Strauss fue también un director de orquesta prominente, lo que explica tal vez que fuera uno de los raros compositores ricos y famosos en vida. Dirigía regularmente su propia música, así como la de su ídolo Wagner. Por su manera de dirigir, nunca se hubiera pensado que era un genio musical. Lo hacía sentado, era sobrio, sin expresión, claro, pero desapasionado, y movía su batuta por el aire sin énfasis alguno. Cierta vez sostuvo que el pulgar izquierdo de un director no necesitaba salir nunca del bolsillo de su chaleco (las generaciones futuras de directores, que no conocen el chaleco, han buscado en vano desde entonces un lugar para meter sus pulgares izquierdos).
Alban Berg
Si Strauss se aproximó al caos en sus partituras más turbulentas y osadas, el vienés Alban Berg (1885-1935) dio un paso más allá y, llevado por el ejemplo de su maestro Arnold Schoenberg (1874-1951), rompió con la tonalidad, ese sistema que desde los tiempos de Bach era la sacrosanta base de la música occidental. De nuevo, Wagner tuvo la culpa, pues sus dramas musicales se tomaban tantas licencias con ese sistema tonal que al final un grupo de compositores agrupados en lo que se conoce como la Segunda Escuela de Viena decidió romper con él. (Encontrarás más información sobre esta aventura musical que llevó a la música atonal y dodecafónica en nuestro libro Música clásica para Dummies.)

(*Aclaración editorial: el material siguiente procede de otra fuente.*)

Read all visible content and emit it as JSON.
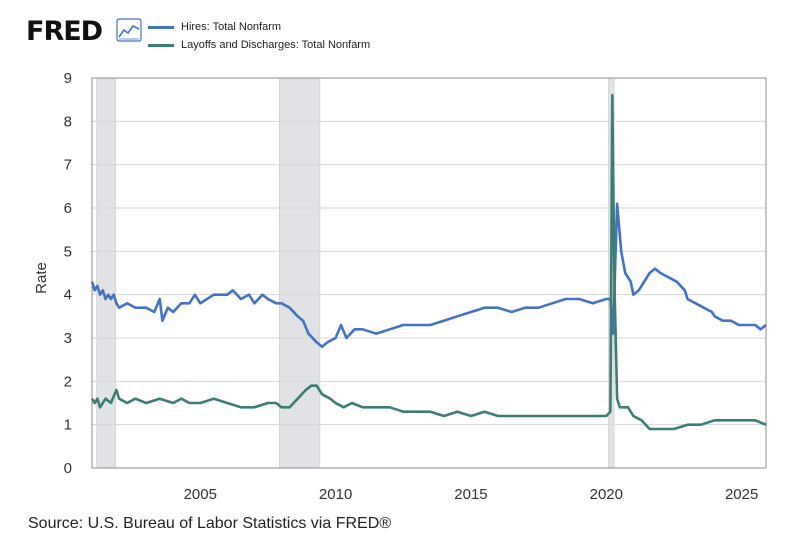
{
  "logo": {
    "text": "FRED",
    "icon": "fred-graph-icon"
  },
  "source": "Source: U.S. Bureau of Labor Statistics via FRED®",
  "colors": {
    "hires": "#4472c4",
    "layoffs": "#3d7e74",
    "recession": "#e1e2e6",
    "grid": "#d6d6d6",
    "frame": "#8e8e8e"
  },
  "chart_data": {
    "type": "line",
    "title": "",
    "xlabel": "",
    "ylabel": "Rate",
    "xlim": [
      2001.0,
      2025.9
    ],
    "ylim": [
      0,
      9
    ],
    "yticks": [
      0,
      1,
      2,
      3,
      4,
      5,
      6,
      7,
      8,
      9
    ],
    "xticks": [
      2005,
      2010,
      2015,
      2020,
      2025
    ],
    "grid": true,
    "legend": "top-left",
    "recessions": [
      [
        2001.17,
        2001.87
      ],
      [
        2007.92,
        2009.42
      ],
      [
        2020.08,
        2020.29
      ]
    ],
    "series": [
      {
        "name": "Hires: Total Nonfarm",
        "color": "#4472c4",
        "points": [
          [
            2001.0,
            4.3
          ],
          [
            2001.1,
            4.1
          ],
          [
            2001.2,
            4.2
          ],
          [
            2001.3,
            4.0
          ],
          [
            2001.4,
            4.1
          ],
          [
            2001.5,
            3.9
          ],
          [
            2001.6,
            4.0
          ],
          [
            2001.7,
            3.9
          ],
          [
            2001.8,
            4.0
          ],
          [
            2001.9,
            3.8
          ],
          [
            2002.0,
            3.7
          ],
          [
            2002.3,
            3.8
          ],
          [
            2002.6,
            3.7
          ],
          [
            2003.0,
            3.7
          ],
          [
            2003.3,
            3.6
          ],
          [
            2003.5,
            3.9
          ],
          [
            2003.6,
            3.4
          ],
          [
            2003.8,
            3.7
          ],
          [
            2004.0,
            3.6
          ],
          [
            2004.3,
            3.8
          ],
          [
            2004.6,
            3.8
          ],
          [
            2004.8,
            4.0
          ],
          [
            2005.0,
            3.8
          ],
          [
            2005.5,
            4.0
          ],
          [
            2006.0,
            4.0
          ],
          [
            2006.2,
            4.1
          ],
          [
            2006.5,
            3.9
          ],
          [
            2006.8,
            4.0
          ],
          [
            2007.0,
            3.8
          ],
          [
            2007.3,
            4.0
          ],
          [
            2007.5,
            3.9
          ],
          [
            2007.8,
            3.8
          ],
          [
            2008.0,
            3.8
          ],
          [
            2008.3,
            3.7
          ],
          [
            2008.6,
            3.5
          ],
          [
            2008.8,
            3.4
          ],
          [
            2009.0,
            3.1
          ],
          [
            2009.3,
            2.9
          ],
          [
            2009.5,
            2.8
          ],
          [
            2009.7,
            2.9
          ],
          [
            2010.0,
            3.0
          ],
          [
            2010.2,
            3.3
          ],
          [
            2010.4,
            3.0
          ],
          [
            2010.7,
            3.2
          ],
          [
            2011.0,
            3.2
          ],
          [
            2011.5,
            3.1
          ],
          [
            2012.0,
            3.2
          ],
          [
            2012.5,
            3.3
          ],
          [
            2013.0,
            3.3
          ],
          [
            2013.5,
            3.3
          ],
          [
            2014.0,
            3.4
          ],
          [
            2014.5,
            3.5
          ],
          [
            2015.0,
            3.6
          ],
          [
            2015.5,
            3.7
          ],
          [
            2016.0,
            3.7
          ],
          [
            2016.5,
            3.6
          ],
          [
            2017.0,
            3.7
          ],
          [
            2017.5,
            3.7
          ],
          [
            2018.0,
            3.8
          ],
          [
            2018.5,
            3.9
          ],
          [
            2019.0,
            3.9
          ],
          [
            2019.5,
            3.8
          ],
          [
            2020.0,
            3.9
          ],
          [
            2020.15,
            3.9
          ],
          [
            2020.25,
            3.1
          ],
          [
            2020.4,
            6.1
          ],
          [
            2020.55,
            5.0
          ],
          [
            2020.7,
            4.5
          ],
          [
            2020.9,
            4.3
          ],
          [
            2021.0,
            4.0
          ],
          [
            2021.2,
            4.1
          ],
          [
            2021.4,
            4.3
          ],
          [
            2021.6,
            4.5
          ],
          [
            2021.8,
            4.6
          ],
          [
            2022.0,
            4.5
          ],
          [
            2022.3,
            4.4
          ],
          [
            2022.6,
            4.3
          ],
          [
            2022.9,
            4.1
          ],
          [
            2023.0,
            3.9
          ],
          [
            2023.3,
            3.8
          ],
          [
            2023.6,
            3.7
          ],
          [
            2023.9,
            3.6
          ],
          [
            2024.0,
            3.5
          ],
          [
            2024.3,
            3.4
          ],
          [
            2024.6,
            3.4
          ],
          [
            2024.9,
            3.3
          ],
          [
            2025.2,
            3.3
          ],
          [
            2025.5,
            3.3
          ],
          [
            2025.7,
            3.2
          ],
          [
            2025.9,
            3.3
          ]
        ]
      },
      {
        "name": "Layoffs and Discharges: Total Nonfarm",
        "color": "#3d7e74",
        "points": [
          [
            2001.0,
            1.6
          ],
          [
            2001.1,
            1.5
          ],
          [
            2001.2,
            1.6
          ],
          [
            2001.3,
            1.4
          ],
          [
            2001.5,
            1.6
          ],
          [
            2001.7,
            1.5
          ],
          [
            2001.9,
            1.8
          ],
          [
            2002.0,
            1.6
          ],
          [
            2002.3,
            1.5
          ],
          [
            2002.6,
            1.6
          ],
          [
            2003.0,
            1.5
          ],
          [
            2003.5,
            1.6
          ],
          [
            2004.0,
            1.5
          ],
          [
            2004.3,
            1.6
          ],
          [
            2004.6,
            1.5
          ],
          [
            2005.0,
            1.5
          ],
          [
            2005.5,
            1.6
          ],
          [
            2006.0,
            1.5
          ],
          [
            2006.5,
            1.4
          ],
          [
            2007.0,
            1.4
          ],
          [
            2007.5,
            1.5
          ],
          [
            2007.8,
            1.5
          ],
          [
            2008.0,
            1.4
          ],
          [
            2008.3,
            1.4
          ],
          [
            2008.6,
            1.6
          ],
          [
            2008.9,
            1.8
          ],
          [
            2009.1,
            1.9
          ],
          [
            2009.3,
            1.9
          ],
          [
            2009.5,
            1.7
          ],
          [
            2009.8,
            1.6
          ],
          [
            2010.0,
            1.5
          ],
          [
            2010.3,
            1.4
          ],
          [
            2010.6,
            1.5
          ],
          [
            2011.0,
            1.4
          ],
          [
            2011.5,
            1.4
          ],
          [
            2012.0,
            1.4
          ],
          [
            2012.5,
            1.3
          ],
          [
            2013.0,
            1.3
          ],
          [
            2013.5,
            1.3
          ],
          [
            2014.0,
            1.2
          ],
          [
            2014.5,
            1.3
          ],
          [
            2015.0,
            1.2
          ],
          [
            2015.5,
            1.3
          ],
          [
            2016.0,
            1.2
          ],
          [
            2016.5,
            1.2
          ],
          [
            2017.0,
            1.2
          ],
          [
            2017.5,
            1.2
          ],
          [
            2018.0,
            1.2
          ],
          [
            2018.5,
            1.2
          ],
          [
            2019.0,
            1.2
          ],
          [
            2019.5,
            1.2
          ],
          [
            2020.0,
            1.2
          ],
          [
            2020.15,
            1.3
          ],
          [
            2020.22,
            8.6
          ],
          [
            2020.3,
            4.3
          ],
          [
            2020.4,
            1.6
          ],
          [
            2020.5,
            1.4
          ],
          [
            2020.8,
            1.4
          ],
          [
            2021.0,
            1.2
          ],
          [
            2021.3,
            1.1
          ],
          [
            2021.6,
            0.9
          ],
          [
            2022.0,
            0.9
          ],
          [
            2022.5,
            0.9
          ],
          [
            2023.0,
            1.0
          ],
          [
            2023.5,
            1.0
          ],
          [
            2024.0,
            1.1
          ],
          [
            2024.5,
            1.1
          ],
          [
            2025.0,
            1.1
          ],
          [
            2025.5,
            1.1
          ],
          [
            2025.9,
            1.0
          ]
        ]
      }
    ]
  }
}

Si estás acostumbrado a las melodías que se pueden tararear, cuyo ritmo se puede seguir con el pie y a las armonías agradables de la música clásica tradicional, la producción de este individuo te provocará efectos inesperados. Y es que la música de Berg, como buena música atonal que es, suena disonante, es decir, como si todas las notas fueran falsas. Para Berg y sus contemporáneos esta música reflejaba el caos y la destrucción de la Europa posterior a la primera guerra mundial.

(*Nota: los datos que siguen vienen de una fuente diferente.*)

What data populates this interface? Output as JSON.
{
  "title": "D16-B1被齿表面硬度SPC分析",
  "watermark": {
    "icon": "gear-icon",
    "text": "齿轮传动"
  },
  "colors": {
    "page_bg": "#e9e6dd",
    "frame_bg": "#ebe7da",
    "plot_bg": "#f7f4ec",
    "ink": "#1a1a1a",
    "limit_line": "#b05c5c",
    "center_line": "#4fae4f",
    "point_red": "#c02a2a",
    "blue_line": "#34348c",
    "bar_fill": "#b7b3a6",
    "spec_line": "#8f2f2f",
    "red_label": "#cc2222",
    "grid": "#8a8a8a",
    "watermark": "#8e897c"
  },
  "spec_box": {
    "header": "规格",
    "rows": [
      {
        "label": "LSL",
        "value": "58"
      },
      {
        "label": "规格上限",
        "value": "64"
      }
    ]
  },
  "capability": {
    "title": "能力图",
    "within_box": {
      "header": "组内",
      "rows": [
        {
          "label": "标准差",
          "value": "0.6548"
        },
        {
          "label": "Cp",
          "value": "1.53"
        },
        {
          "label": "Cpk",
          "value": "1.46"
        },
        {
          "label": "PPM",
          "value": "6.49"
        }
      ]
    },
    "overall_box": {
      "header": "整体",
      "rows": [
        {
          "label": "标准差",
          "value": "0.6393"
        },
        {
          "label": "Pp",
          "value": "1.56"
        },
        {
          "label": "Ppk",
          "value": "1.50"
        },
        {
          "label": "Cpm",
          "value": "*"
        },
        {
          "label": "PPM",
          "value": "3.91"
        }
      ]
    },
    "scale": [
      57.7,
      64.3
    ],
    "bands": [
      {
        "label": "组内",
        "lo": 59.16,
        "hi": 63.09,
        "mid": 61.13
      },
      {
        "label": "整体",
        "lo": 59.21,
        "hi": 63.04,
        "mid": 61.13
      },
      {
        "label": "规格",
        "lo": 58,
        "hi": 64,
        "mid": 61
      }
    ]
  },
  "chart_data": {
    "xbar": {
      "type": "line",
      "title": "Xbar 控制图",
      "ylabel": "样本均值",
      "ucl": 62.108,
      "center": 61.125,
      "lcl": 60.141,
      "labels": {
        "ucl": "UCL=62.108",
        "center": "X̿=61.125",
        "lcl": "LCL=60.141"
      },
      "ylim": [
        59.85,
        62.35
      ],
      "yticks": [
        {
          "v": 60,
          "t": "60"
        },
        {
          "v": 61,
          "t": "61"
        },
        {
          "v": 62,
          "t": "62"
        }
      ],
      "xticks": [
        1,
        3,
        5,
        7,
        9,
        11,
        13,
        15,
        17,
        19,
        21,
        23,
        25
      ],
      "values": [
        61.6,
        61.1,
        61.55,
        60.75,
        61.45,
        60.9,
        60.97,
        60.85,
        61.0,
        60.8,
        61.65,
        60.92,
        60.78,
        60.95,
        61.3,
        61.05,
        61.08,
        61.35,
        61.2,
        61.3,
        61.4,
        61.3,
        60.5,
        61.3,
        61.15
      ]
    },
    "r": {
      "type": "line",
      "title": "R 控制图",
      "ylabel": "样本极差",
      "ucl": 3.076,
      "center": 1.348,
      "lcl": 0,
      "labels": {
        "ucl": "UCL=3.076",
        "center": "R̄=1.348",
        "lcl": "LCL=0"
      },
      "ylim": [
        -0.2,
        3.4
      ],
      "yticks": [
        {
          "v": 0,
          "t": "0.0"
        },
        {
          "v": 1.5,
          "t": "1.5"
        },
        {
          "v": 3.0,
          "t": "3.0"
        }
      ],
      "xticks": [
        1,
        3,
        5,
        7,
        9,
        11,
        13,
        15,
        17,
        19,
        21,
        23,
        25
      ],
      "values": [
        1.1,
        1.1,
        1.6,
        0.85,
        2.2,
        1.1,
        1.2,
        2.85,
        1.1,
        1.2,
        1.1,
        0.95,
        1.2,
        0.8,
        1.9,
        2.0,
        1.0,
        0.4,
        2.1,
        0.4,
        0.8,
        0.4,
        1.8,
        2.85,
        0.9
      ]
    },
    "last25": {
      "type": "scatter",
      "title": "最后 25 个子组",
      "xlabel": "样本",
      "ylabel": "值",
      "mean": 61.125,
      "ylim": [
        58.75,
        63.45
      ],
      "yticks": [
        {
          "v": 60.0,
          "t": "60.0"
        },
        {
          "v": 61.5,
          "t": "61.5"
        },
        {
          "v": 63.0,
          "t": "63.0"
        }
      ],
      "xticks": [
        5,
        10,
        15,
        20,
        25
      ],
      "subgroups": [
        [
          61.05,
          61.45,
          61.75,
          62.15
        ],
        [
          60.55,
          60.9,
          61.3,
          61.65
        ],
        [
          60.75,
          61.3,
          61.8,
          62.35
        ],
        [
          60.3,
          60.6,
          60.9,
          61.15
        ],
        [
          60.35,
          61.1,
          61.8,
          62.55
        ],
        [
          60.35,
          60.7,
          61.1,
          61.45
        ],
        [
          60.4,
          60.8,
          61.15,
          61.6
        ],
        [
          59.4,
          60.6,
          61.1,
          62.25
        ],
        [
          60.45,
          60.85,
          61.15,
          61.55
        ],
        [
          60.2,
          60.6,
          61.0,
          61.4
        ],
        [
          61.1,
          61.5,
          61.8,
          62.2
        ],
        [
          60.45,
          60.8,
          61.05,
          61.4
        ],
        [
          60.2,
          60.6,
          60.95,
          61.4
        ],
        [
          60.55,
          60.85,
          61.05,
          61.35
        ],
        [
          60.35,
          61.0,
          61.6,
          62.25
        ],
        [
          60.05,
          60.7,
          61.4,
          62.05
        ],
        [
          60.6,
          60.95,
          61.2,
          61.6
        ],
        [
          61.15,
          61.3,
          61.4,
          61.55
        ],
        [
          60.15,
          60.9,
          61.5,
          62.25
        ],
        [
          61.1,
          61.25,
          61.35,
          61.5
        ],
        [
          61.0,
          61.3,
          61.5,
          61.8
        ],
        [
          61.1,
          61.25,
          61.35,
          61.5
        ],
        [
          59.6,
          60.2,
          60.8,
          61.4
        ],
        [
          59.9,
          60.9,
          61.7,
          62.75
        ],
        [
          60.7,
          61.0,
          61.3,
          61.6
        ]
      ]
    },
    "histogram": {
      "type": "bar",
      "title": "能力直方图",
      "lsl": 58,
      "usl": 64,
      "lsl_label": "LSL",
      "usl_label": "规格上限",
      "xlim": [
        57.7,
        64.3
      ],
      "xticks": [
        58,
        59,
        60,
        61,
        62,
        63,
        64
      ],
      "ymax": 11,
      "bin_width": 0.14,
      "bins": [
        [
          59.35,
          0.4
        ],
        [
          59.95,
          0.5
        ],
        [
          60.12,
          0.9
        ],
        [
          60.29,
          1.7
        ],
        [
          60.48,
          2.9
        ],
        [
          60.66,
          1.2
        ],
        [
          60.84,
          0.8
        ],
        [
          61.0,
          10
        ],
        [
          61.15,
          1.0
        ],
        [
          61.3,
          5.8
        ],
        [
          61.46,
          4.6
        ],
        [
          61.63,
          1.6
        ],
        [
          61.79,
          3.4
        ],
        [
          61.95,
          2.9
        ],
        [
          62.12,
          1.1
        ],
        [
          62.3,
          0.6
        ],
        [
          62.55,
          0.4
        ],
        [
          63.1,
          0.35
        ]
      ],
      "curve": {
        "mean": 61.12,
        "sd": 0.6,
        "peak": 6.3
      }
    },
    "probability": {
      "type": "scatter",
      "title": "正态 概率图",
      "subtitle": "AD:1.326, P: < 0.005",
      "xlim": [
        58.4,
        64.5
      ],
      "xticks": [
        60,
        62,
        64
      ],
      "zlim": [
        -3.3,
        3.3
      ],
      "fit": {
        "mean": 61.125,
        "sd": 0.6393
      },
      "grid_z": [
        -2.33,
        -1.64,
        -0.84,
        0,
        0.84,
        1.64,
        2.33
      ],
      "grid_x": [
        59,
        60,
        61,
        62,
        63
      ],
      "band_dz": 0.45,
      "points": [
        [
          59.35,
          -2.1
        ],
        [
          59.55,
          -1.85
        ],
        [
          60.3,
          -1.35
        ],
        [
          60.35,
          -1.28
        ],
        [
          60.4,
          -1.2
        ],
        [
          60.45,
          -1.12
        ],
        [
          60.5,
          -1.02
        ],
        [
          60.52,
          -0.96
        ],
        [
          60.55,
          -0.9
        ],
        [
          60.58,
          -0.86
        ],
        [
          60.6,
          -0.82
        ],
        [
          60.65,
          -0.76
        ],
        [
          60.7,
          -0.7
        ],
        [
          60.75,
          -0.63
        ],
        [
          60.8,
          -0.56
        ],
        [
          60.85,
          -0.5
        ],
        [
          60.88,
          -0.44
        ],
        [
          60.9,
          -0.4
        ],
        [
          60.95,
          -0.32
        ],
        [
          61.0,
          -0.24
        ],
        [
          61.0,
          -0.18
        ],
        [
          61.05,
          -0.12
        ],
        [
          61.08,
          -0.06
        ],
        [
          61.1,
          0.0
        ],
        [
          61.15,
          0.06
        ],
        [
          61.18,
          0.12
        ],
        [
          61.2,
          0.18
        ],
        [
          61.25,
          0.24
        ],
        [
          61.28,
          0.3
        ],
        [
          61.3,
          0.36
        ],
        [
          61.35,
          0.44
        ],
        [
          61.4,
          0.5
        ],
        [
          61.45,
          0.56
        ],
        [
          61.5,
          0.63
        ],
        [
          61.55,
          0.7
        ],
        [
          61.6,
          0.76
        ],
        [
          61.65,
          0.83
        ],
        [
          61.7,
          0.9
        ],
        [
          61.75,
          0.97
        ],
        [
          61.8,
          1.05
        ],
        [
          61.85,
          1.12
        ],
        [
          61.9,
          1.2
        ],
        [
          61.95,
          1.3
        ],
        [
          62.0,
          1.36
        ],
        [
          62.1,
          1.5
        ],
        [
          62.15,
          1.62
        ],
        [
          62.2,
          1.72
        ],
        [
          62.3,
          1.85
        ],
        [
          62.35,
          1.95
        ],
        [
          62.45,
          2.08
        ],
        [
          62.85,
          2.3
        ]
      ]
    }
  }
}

Berg empleó la extraña peculiaridad de este nuevo lenguaje musical para explorar los mismos oscuros temas relacionados con la psicosis humana y la desesperación que Strauss había tratado, logrando su propósito en sus dos muy conocidas óperas, la atonal Wozzeck (1925) y la dodecafónica Lulu (1935). En el capítulo 14 nos extenderemos más sobre estas sonrientes pesadillas. Por ahora diremos sólo que ambas rebosan de sexo, hijos ilegítimos, sadismo, muertes violentas y suicidio.
¿Y todavía te preguntas, querido lector, por qué a la gente le gusta la ópera?

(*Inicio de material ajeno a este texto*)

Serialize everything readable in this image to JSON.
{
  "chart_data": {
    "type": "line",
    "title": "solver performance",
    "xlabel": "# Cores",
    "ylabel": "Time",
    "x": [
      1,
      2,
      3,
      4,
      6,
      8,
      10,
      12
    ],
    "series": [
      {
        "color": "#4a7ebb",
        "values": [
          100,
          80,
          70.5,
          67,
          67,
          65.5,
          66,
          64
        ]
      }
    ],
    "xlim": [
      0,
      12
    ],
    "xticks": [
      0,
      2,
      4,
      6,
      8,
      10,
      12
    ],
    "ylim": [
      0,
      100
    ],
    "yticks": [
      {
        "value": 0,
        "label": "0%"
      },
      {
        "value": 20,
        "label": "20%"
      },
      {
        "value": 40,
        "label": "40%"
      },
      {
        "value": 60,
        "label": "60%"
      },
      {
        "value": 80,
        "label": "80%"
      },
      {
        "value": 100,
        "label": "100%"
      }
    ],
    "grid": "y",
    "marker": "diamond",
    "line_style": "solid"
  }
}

La ópera en alemán tras la segunda guerra mundial
Pero no te creas que la fructífera relación de los países de habla germana con la ópera acaba aquí. Todavía hoy, la alemana es una de las escuelas operísticas más activas, y ha dado lugar a compositores cuyas obras han salido de las fronteras de su patria para conquistar los teatros líricos de todo el mundo.
Para tu información, he aquí algunos de los nombres de esos autores y sus obras:
La obra de todos estos compositores confirma la buena salud de que goza la ópera en Alemania y Austria. Algunos de estos títulos no son nada fáciles y requieren de una segunda y una tercera escucha a fin de acostumbrar el oído a sus novedosas combinaciones sonoras, sus armonías y su nuevo estilo de tratar la voz. Pero si consigues entrar, verás como la experiencia vale la pena.